À travers ces notes de pochette qu’il rédigea pour évoquer les Stances à un cambrioleur, René Fallet relève le sentiment mitigé qui s’en dégage. Brassens s’adresse en effet à celui qui s’appropria son bien dans une missive poétique autant que mélodique, où l’humour modère le désappointement. La forme choisie ici par le poète sétois indique le caractère autobiographique de l’histoire à laquelle il fait référence, mais aussi un destinataire réel pour ces dix quatrains composés d’alexandrins classiques (sans aucun mot coupé à la fin des vers), idéaux pour la narration et la description. Les rimes croisées utilisées dans chaque strophe sont marqueuses d’une émotion caractéristique qui se ressent d’autant mieux que sur le plan de la tonalité, la voix de Georges baisse au fil des trois premiers vers, puis remonte sur le quatrième, qui délivre un message appuyé.

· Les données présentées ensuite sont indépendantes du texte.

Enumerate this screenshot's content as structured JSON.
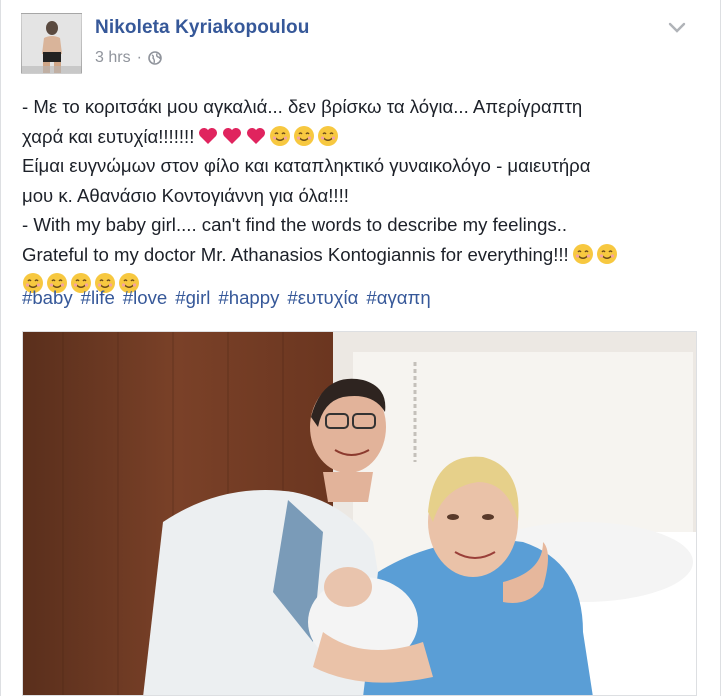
{
  "post": {
    "author_name": "Nikoleta Kyriakopoulou",
    "timestamp": "3 hrs",
    "separator": "·",
    "privacy_icon": "globe-icon",
    "menu_icon": "chevron-down-icon",
    "text_lines": [
      "- Με το κοριτσάκι μου αγκαλιά... δεν βρίσκω τα λόγια... Απερίγραπτη",
      "χαρά και ευτυχία!!!!!!!",
      "Είμαι ευγνώμων στον φίλο και καταπληκτικό γυναικολόγο - μαιευτήρα",
      "μου κ. Αθανάσιο Κοντογιάννη για όλα!!!!",
      "- With my baby girl.... can't find the words to describe my feelings..",
      "Grateful to my doctor Mr. Athanasios Kontogiannis for everything!!!"
    ],
    "emoji": {
      "heart": "red-heart-emoji",
      "smile": "smiling-face-emoji"
    },
    "hashtags": [
      "#baby",
      "#life",
      "#love",
      "#girl",
      "#happy",
      "#ευτυχία",
      "#αγαπη"
    ]
  },
  "colors": {
    "author_link": "#365899",
    "meta_gray": "#90949c",
    "text": "#1d2129",
    "heart_red": "#e0245e",
    "emoji_yellow": "#f7c840"
  }
}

L’auteur installe un lien direct et unique avec le destinataire de sa lettre musicale sans refrain, dont les notes coulantes élégamment égrenées par la guitare - progressivement soutenue par une contrebasse très marquante dès la seconde mesure - constituent dès le début une sorte de mise en page destinée en outre à faire ressortir des messages moraux à la fois plus sérieux et plus importants. Sur la mélodie, harmoniquement très riche (les analyses données par Patrice Caratini et Maxime Le Forestier au cours d’entretiens avec Jacques Vassal font par exemple ressortir des accords de septième diminuée [Vassal J. - Brassens, homme libre - p. 276]), Brassens chante en s’exprimant à la première personne et renforce même l’image de la conversation privilégiée, marquée par le tutoiement, avec l’expression 'moi qui te parle' du premier vers du sixième quatrain. Tout au long des quarante vers, le lecteur - ou l’auditeur - semble absent des préoccupations du sétois moustachu qui évoque ses sentiments face à la malhonnêteté plus qu’il ne narre un événement qui le touche de près: le cambriolage de sa propriété yvelinoise. L’auteur du larcin, paradoxalement valorisé d’une manière distanciée et inattendue, resta inconnu de Brassens qui eut néanmoins nourri quelques doutes sur son identité. Pourrait-il être celui dont il est question dans l’interview publiée dans le N°154 de la revue Les Amis de Georges (novembre-décembre 2016) ? Sans nous étendre sur le sujet, nous pouvons toutefois remarquer que le début de l’histoire relatée dans ce document met en scène le pianiste attitré de Boby Lapointe à l’époque où ce dernier tourna à plusieurs reprises avec Georges Brassens. Ce qui peut, avec une extrême prudence, nous faire établir un possible lien avec l’année aux alentours de laquelle l’écriture des Stances à un cambrioleur fut potentiellement amorcée: 1966. Car il est vrai que le créateur de Ta Katie t’as quitté (dans laquelle il est accompagnée par Oswald D’Andréa et son orchestre) participa avec Brassens à la tournée du Festival du Disque 1966, du 04/11 au 19/12 de l’année concernée. Auparavant, il fut intégré à celle du Festival du Disque 1964 (du 13/02 au 17/03) puis à la série de récitals de Georges à Bobino, lesquels s’étalèrent du 21/10 au 10/11/1964. Quoi qu’il en soit, au final, le soin est ici laissé au lecteur passionné de l’œuvre de l’auteur-compositeur des Copains d’abord de se forger son opinion.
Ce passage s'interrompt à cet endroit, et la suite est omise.